サノフィは2023年9月25日付のプレスリリースで、高い血液凝固第VIII因子活性を長く維持するファースト・イン・クラスの高活性維持型血液凝固第VIII因子製剤オルツビーオ(一般名:エフアネソクトコグ アルファ[遺伝子組換え])の製造販売承認を取得したことを発表した。
血友病Aは生涯続く希少疾患で、血液凝固因子の欠乏により血液が凝固する機能が損なわれ、関節における過度の出血や自然出血により関節障害や慢性疼痛が現れ、生活の質(QOL)が損なわれる恐れがある。血友病Aの重症度は血液中の凝固因子活性レベルで評価され、出血リスクと血液凝固因子活性レベルは逆相関の関係にある。
オルツビーオの効能・効果は「血液凝固第VIII因子欠乏患者における出血傾向の抑制」であり、本剤は、週1回の投与でその活性を週の大半にわたり正常~ほぼ正常範囲(40%超)に高く維持することができる、世界初で唯一の血友病A治療薬である。12歳以上の重症血友病A患者に対して、従来の血液凝固第VIII因子製剤による定期補充療法と比べ、有意に出血を減少させた。また、成人および小児の血友病Aにおける定期補充療法、出血時補充療法、ならびに周術期管理に使用できる。基本の用量は50IU/kgである(年齢や臨床状態、活動レベルによらず、あらゆる患者に対して適用)。
今回の承認は、NEJM誌に掲載された12歳以上の重症血友病A患者を対象としたピボタル第III相XTEND-1試験(結果)と、12歳未満の小児患者を対象としたXTEND-Kids試験(結果)を含む、重症血友病A患者から得られた良好な試験結果に基づく。
XTEND-1試験において、オルツビーオの週1回投与による定期補充療法は主要評価項目を達成し、重症血友病Aにおいて優れた出血抑制効果を示し、年間出血率(ABR)の平均値は0.71(95%CI:0.52~0.97)、ABRの中央値は0.00(Q1,Q3:0.00,1.04)であった。また、オルツビーオは重要な副次評価項目を達成し、前治療の既存の血液凝固第VIII因子製剤による定期補充療法との患者内比較でABRが77%減と有意な減少を示した(95%CI:58~87、p<0.001)。
小児を対象としたXTEND-Kids試験の最終結果では、オルツビーオの週1回投与を52週間受けた12歳未満の小児(73例)におけるABRの平均値は0.6(95%CI:0.4~0.9)、ABRの中央値は0(Q1,Q3:0.0,1.0)であった。XTEND-Kids試験の詳細な結果は、7月に開催された国際血栓止血学会(ISTH)年次総会で発表された。試験全体を通してオルツビーオの安全性プロファイルは確立されており、本剤の投与後に血液凝固第VIII因子に対するインヒビターの発現は認められず、発現頻度が10%以上の副作用は頭痛と関節痛であった。

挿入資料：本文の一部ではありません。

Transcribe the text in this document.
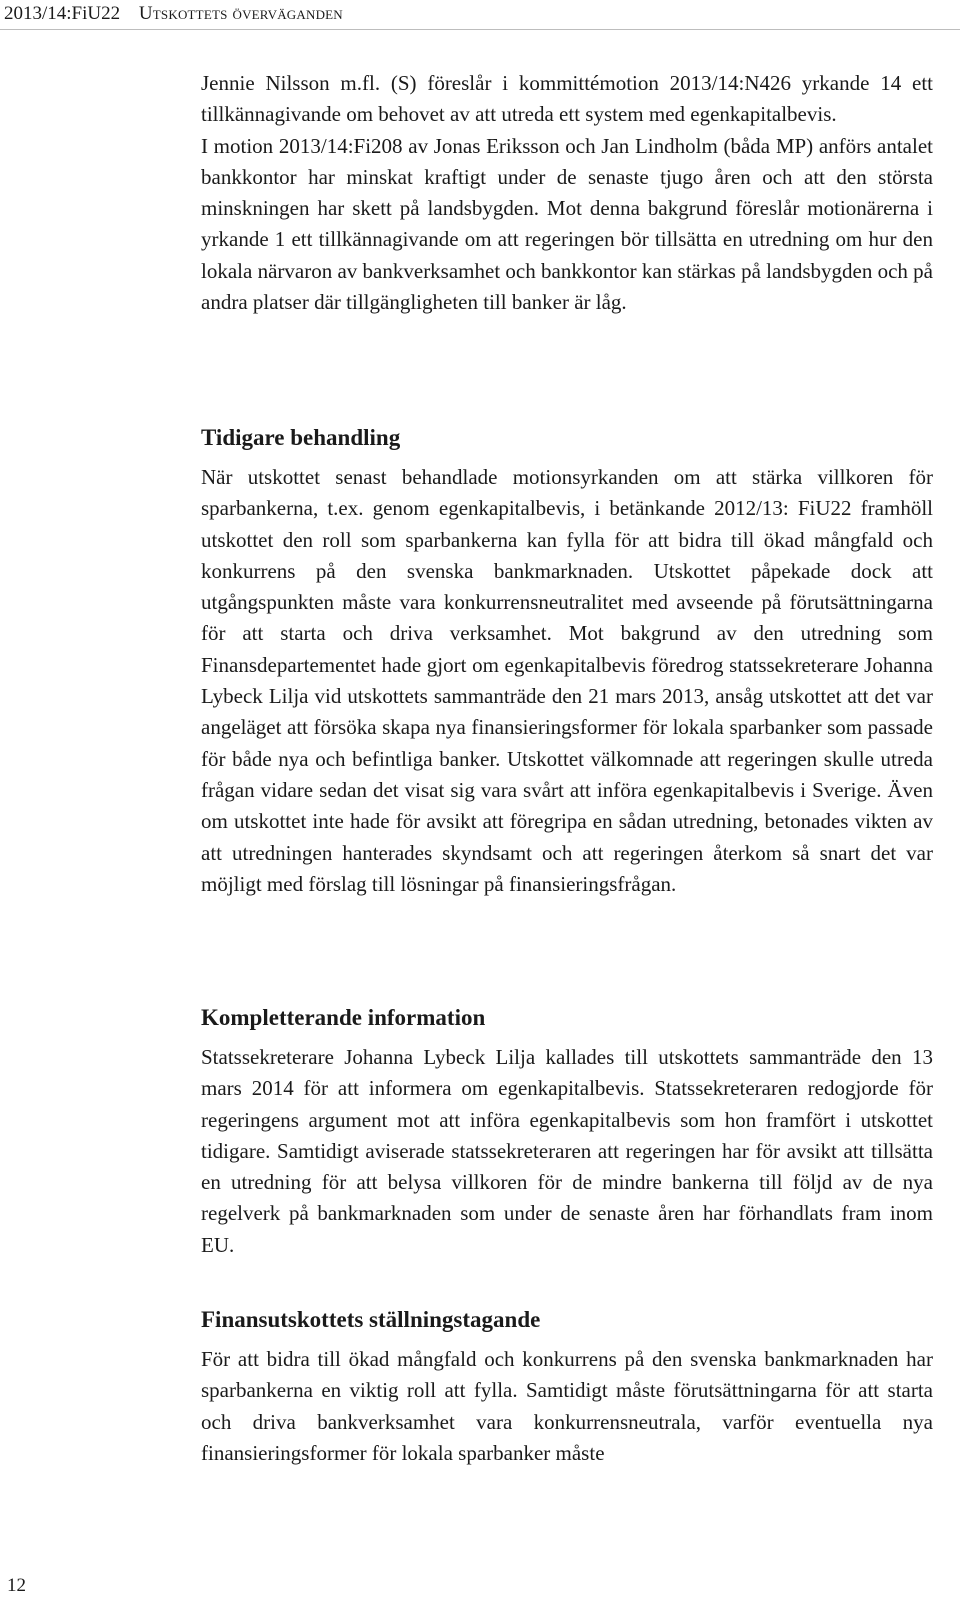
2013/14:FiU22 Utskottets överväganden

Jennie Nilsson m.fl. (S) föreslår i kommittémotion 2013/14:N426 yrkande 14 ett tillkännagivande om behovet av att utreda ett system med egenkapitalbevis.

I motion 2013/14:Fi208 av Jonas Eriksson och Jan Lindholm (båda MP) anförs antalet bankkontor har minskat kraftigt under de senaste tjugo åren och att den största minskningen har skett på landsbygden. Mot denna bakgrund föreslår motionärerna i yrkande 1 ett tillkännagivande om att regeringen bör tillsätta en utredning om hur den lokala närvaron av bankverksamhet och bankkontor kan stärkas på landsbygden och på andra platser där tillgängligheten till banker är låg.

Tidigare behandling

När utskottet senast behandlade motionsyrkanden om att stärka villkoren för sparbankerna, t.ex. genom egenkapitalbevis, i betänkande 2012/13: FiU22 framhöll utskottet den roll som sparbankerna kan fylla för att bidra till ökad mångfald och konkurrens på den svenska bankmarknaden. Utskottet påpekade dock att utgångspunkten måste vara konkurrensneutralitet med avseende på förutsättningarna för att starta och driva verksamhet. Mot bakgrund av den utredning som Finansdepartementet hade gjort om egenkapitalbevis föredrog statssekreterare Johanna Lybeck Lilja vid utskottets sammanträde den 21 mars 2013, ansåg utskottet att det var angeläget att försöka skapa nya finansieringsformer för lokala sparbanker som passade för både nya och befintliga banker. Utskottet välkomnade att regeringen skulle utreda frågan vidare sedan det visat sig vara svårt att införa egenkapitalbevis i Sverige. Även om utskottet inte hade för avsikt att föregripa en sådan utredning, betonades vikten av att utredningen hanterades skyndsamt och att regeringen återkom så snart det var möjligt med förslag till lösningar på finansieringsfrågan.

Kompletterande information

Statssekreterare Johanna Lybeck Lilja kallades till utskottets sammanträde den 13 mars 2014 för att informera om egenkapitalbevis. Statssekreteraren redogjorde för regeringens argument mot att införa egenkapitalbevis som hon framfört i utskottet tidigare. Samtidigt aviserade statssekreteraren att regeringen har för avsikt att tillsätta en utredning för att belysa villkoren för de mindre bankerna till följd av de nya regelverk på bankmarknaden som under de senaste åren har förhandlats fram inom EU.

Finansutskottets ställningstagande

För att bidra till ökad mångfald och konkurrens på den svenska bankmarknaden har sparbankerna en viktig roll att fylla. Samtidigt måste förutsättningarna för att starta och driva bankverksamhet vara konkurrensneutrala, varför eventuella nya finansieringsformer för lokala sparbanker måste

12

サノフィの代表取締役社長である岩屋 孝彦氏は、「オルツビーオの承認取得は、血友病A患者にとって大きな前進となる。オルツビーオは、週1回の投与で1週間の大半にわたり血液凝固因子の高い活性レベルを維持できる医薬品であり、患者や医師が抱く血友病患者の生活のイメージが大きく変わる。サノフィは、オルツビーオをはじめとする革新的な数々の治療薬をさらに前進させ、世界中の希少血液疾患の患者の治療にパラダイムシフトを起こし、標準治療の変革をもたらせるよう尽力する」としている。
オルツビーオは、米国で2023年2月に承認されており、2017年8月にオーファンドラッグ、2021年2月にファストトラック、2022年5月には血液凝固第VIII因子製剤として初のブレークスルーセラピー(画期的治療薬)に指定されている。欧州では2019年6月にオーファンドラッグに指定され、2023年5月に承認申請している。